Don’t be in a rush

Published 8:14 pm Tuesday, December 12, 2017


Washington’ Historic Preservation Commission should take all the time it needs to consider requests for four certificates of appropriateness to demolish four structures in downtown Washington. After all, allowing their demolition would substantially change the landscape.

Greenville-based BBL Ventures, although it filed the demolition requests, would prefer something be done to preserve the Johns Havens Moss mill, Phillip Aaron house, Winfield Texaco service station and a manager’s office, if possible, and find other uses for them or possibly relocate some of the structures. Because those structures — on one lot — are not officially listed as historically significant structures, the commission cannot deny the requests for the certificates of appropriateness to demolish them, according to John Rodman, the city’s director of community and cultural resources and chief planner.

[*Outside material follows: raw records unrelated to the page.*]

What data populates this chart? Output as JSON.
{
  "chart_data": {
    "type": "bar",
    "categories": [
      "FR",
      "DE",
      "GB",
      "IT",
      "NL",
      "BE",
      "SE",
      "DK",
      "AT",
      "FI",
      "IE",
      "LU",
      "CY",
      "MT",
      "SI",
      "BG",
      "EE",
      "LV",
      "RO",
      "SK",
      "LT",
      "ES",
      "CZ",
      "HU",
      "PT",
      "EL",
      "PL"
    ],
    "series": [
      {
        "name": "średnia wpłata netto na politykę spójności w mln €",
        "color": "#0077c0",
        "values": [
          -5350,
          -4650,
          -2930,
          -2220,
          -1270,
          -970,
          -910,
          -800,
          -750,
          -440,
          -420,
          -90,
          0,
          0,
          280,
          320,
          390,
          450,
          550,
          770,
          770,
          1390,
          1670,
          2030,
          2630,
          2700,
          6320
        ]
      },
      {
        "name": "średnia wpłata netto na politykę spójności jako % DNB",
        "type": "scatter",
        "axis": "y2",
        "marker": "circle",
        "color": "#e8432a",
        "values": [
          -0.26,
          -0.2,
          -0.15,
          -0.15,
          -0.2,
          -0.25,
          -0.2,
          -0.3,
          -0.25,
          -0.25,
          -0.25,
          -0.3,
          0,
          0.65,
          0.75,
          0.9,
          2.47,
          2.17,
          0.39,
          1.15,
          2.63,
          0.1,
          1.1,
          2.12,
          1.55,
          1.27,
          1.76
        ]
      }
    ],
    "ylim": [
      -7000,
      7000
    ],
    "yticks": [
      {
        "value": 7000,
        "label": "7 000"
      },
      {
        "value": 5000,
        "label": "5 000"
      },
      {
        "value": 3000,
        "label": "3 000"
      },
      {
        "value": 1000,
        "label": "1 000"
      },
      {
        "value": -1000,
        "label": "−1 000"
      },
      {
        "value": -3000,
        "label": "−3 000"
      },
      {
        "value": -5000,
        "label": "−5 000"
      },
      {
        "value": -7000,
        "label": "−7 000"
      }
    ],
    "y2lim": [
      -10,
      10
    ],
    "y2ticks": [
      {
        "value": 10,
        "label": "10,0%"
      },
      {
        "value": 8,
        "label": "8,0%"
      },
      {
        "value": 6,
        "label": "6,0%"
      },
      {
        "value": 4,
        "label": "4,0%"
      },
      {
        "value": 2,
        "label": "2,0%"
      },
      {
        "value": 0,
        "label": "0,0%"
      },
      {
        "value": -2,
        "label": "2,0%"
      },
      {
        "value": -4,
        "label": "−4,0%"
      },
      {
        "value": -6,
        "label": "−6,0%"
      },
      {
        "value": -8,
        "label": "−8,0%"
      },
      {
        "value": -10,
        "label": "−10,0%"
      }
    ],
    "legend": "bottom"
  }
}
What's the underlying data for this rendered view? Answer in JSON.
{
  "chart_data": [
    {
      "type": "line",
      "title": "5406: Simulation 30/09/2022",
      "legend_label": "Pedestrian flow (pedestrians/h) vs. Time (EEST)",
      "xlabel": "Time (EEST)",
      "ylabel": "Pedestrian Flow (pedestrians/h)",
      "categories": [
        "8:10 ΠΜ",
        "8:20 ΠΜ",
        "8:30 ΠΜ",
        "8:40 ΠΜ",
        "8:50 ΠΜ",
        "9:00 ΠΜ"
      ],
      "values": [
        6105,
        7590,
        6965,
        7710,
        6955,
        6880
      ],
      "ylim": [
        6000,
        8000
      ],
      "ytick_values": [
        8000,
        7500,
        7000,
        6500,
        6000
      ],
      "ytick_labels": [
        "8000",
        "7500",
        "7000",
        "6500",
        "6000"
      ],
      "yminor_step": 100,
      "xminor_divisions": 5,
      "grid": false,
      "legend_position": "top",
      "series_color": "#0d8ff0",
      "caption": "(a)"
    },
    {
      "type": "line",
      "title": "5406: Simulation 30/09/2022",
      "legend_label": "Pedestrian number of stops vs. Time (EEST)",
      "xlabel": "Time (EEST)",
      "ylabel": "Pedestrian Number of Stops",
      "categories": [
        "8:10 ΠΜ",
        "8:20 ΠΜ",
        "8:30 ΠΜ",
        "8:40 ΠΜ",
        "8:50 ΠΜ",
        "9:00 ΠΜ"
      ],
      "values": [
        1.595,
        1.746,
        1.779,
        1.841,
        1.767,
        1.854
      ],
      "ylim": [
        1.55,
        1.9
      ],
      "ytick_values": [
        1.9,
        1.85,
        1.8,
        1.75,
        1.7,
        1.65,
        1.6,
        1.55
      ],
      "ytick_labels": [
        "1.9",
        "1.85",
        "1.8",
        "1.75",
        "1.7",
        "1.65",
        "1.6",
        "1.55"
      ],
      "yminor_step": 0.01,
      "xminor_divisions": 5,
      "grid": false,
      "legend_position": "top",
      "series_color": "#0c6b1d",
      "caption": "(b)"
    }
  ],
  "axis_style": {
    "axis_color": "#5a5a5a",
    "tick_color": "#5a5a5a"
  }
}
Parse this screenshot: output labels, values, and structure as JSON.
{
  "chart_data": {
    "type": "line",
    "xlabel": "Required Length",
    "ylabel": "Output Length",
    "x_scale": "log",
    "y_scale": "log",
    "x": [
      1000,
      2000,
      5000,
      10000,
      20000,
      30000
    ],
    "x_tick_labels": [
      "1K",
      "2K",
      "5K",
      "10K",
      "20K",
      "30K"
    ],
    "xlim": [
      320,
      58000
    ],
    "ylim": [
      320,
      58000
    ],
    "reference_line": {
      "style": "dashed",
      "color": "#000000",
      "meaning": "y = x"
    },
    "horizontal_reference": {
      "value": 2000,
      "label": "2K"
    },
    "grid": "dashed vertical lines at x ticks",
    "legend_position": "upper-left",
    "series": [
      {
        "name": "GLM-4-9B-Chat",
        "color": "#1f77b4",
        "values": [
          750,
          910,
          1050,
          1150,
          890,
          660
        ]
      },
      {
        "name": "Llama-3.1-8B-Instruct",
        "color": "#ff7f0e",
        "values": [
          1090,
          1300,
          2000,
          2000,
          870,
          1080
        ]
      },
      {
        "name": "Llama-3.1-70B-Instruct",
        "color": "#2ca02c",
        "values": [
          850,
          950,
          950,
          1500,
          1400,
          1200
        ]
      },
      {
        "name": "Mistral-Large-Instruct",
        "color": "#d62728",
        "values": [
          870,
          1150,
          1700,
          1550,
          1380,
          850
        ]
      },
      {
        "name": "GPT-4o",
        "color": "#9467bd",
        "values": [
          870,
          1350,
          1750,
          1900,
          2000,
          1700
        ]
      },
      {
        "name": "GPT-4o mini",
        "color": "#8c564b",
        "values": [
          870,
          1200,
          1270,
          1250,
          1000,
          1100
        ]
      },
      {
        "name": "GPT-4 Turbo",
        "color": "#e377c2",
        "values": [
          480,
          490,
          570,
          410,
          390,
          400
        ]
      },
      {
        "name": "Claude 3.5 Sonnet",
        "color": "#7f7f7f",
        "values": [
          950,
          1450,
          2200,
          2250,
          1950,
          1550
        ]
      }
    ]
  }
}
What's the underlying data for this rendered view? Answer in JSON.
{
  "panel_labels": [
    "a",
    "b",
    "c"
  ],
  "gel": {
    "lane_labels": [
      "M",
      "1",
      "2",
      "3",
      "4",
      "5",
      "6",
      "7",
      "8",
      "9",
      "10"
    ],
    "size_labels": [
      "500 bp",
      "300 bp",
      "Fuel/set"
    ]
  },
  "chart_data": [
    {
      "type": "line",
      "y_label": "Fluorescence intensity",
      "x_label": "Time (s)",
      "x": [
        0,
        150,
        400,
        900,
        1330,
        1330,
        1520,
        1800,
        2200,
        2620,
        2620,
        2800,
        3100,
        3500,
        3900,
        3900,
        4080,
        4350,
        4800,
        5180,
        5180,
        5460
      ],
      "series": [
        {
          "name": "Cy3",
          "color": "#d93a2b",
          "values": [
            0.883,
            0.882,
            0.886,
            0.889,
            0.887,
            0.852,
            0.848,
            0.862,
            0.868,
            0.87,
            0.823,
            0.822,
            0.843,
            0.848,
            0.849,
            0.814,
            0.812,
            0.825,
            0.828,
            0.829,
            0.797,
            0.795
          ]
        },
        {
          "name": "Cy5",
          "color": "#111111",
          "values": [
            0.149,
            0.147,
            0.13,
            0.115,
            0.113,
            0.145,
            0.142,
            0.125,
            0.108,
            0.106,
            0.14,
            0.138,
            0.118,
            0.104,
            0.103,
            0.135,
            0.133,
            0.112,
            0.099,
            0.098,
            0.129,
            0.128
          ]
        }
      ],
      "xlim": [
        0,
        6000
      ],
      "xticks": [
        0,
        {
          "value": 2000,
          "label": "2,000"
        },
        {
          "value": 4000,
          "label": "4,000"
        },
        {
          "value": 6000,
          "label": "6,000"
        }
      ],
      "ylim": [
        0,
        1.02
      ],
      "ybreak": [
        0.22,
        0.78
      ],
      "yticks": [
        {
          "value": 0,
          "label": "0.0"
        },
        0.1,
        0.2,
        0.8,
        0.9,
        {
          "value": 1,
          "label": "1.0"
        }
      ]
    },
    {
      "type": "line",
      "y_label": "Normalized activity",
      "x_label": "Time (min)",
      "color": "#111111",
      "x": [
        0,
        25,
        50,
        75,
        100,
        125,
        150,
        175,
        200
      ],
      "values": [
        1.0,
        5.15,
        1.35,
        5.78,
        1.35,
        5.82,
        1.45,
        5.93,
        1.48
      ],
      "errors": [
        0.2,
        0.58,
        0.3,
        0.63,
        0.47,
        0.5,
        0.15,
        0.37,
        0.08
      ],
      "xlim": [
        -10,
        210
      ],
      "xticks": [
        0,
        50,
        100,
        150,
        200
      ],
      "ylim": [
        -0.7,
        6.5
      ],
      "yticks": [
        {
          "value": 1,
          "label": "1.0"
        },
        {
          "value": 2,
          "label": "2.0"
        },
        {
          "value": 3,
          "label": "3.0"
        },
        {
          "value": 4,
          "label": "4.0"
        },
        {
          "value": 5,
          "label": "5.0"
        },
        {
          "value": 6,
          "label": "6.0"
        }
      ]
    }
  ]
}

BBL Ventures may prefer to find ways to save the structures, but it is seeking the certificates of appropriateness. If those requests are approved, that opens to door for demolition.

The commission plans to inspect the structures before making a decision on the requests at its January meeting. The commission has two options regarding the request for each structure: grant it or grant it but delay demolition for 365 days.

A BBL Ventures spokesman said he would prefer the commission grant the requests for demolition but invoke the 365-day delay provision to give BBL Ventures time to “pursue any and all options that make sense” regarding the fate of the structures.

Commission member Geraldine McKinley is right in calling to the mill, service station, house and manager’s office as “iconic structures in Washington.”

In recent years, too many historic structures in downtown Washington have been lost.

The Historic Preservation Commission needs to reverse that trend whenever possible. Yes, public safety comes first, but historic preservation should be a close second.